B. S. Johnson was an avant-garde British novelist in the late 60s who sought to continue the linguistic projects of Joyce and Beckett, pushing the English language novel further along. Every time he seemed about to break into the mainstream with an innovative work, the reading public refused to follow where he tried to lead them, and as a result he fell into obscurity.
I eventually read Christie Malry's Own Double-Entry, Johnson's darkly comic story of a "simple man" who decides to keep a strict account of debits and credits with the world, determined to pay back the world in kind for any deductions from his happiness. The result is an act of mass terrorism, but along the way Johnson dazzles with subtlety, clever meta-fiction, and thrilling diction. On one page, two characters exchange insults, passing the words "trituration," "helminthoid," and "cryptorchid," before reaching an "eirenicon." Along the way Johnson's novel predates the office comedy by perfectly capturing the sense of spending one's time in busy work. "At eleven or thereabouts Christie was told by Wagner to go over to Wages Section and fill a void there for the rest of the day." And along with the wordplay, the humor, and the experimentation, it has some of the best word-for-word writing I've ever read.

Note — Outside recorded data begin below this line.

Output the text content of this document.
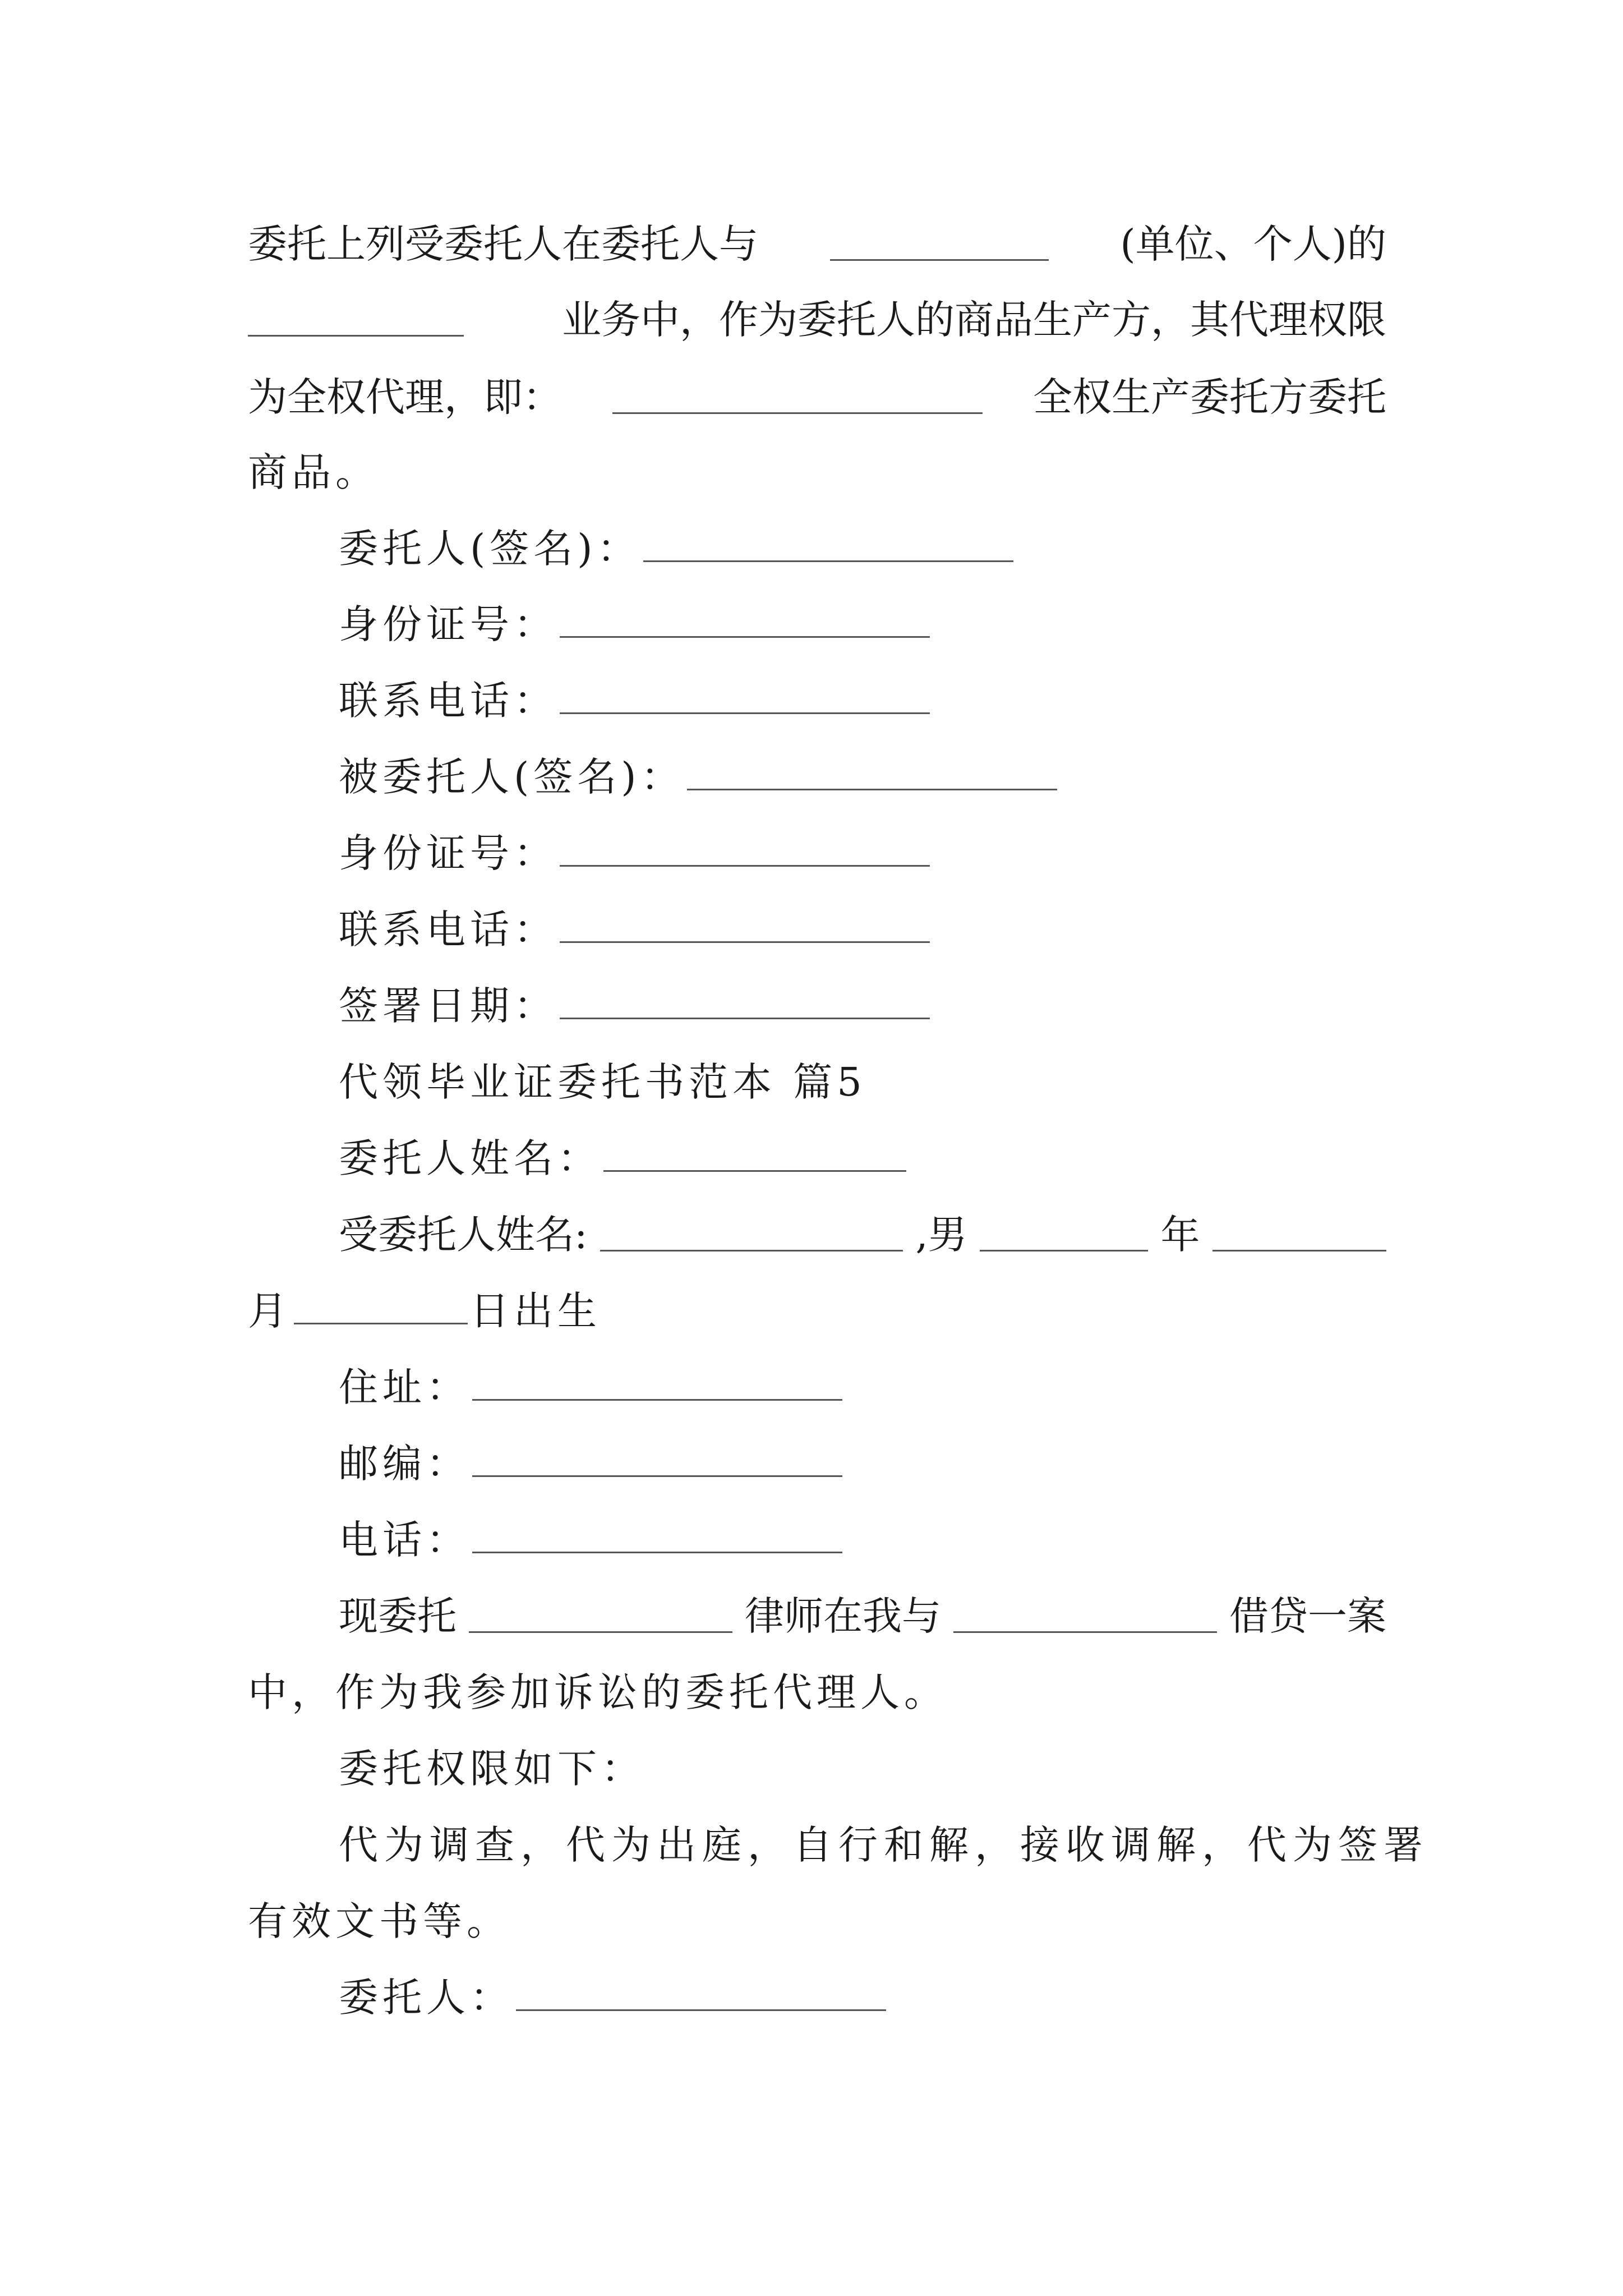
委托上列受委托人在委托人与	(单位、个人)的
业务中，作为委托人的商品生产方，其代理权限
为全权代理，即：	全权生产委托方委托
商品。
委托人(签名)：
身份证号：
联系电话：
被委托人(签名)：
身份证号：
联系电话：
签署日期：
代领毕业证委托书范本 篇5
委托人姓名：
受委托人姓名:	,男	年
月	日出生
住址：
邮编：
电话：
现委托	律师在我与	借贷一案
中，作为我参加诉讼的委托代理人。
委托权限如下：
代为调查，代为出庭，自行和解，接收调解，代为签署
有效文书等。
委托人：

I nearly danced when I saw a copy of The Unfortunates at the bookstore. The Unfortunates is Johnson's infamous "book in a box." All of the chapters are bound separately and, with the exception of the first chapter and the last chapter, can be read in any order. Developments in printing technology, Coe's biography, and perhaps the literary advances of subsequent writer's in terms of the format of the novel (I'm thinking specifically of Mark Z. Danielewski
and Steven Hall, but writers like J. M. Coetzee, David Foster Wallace, and others probably helped too.) have paved the way for The Unfortunates to come back into print and to leap to the top of my reading pile.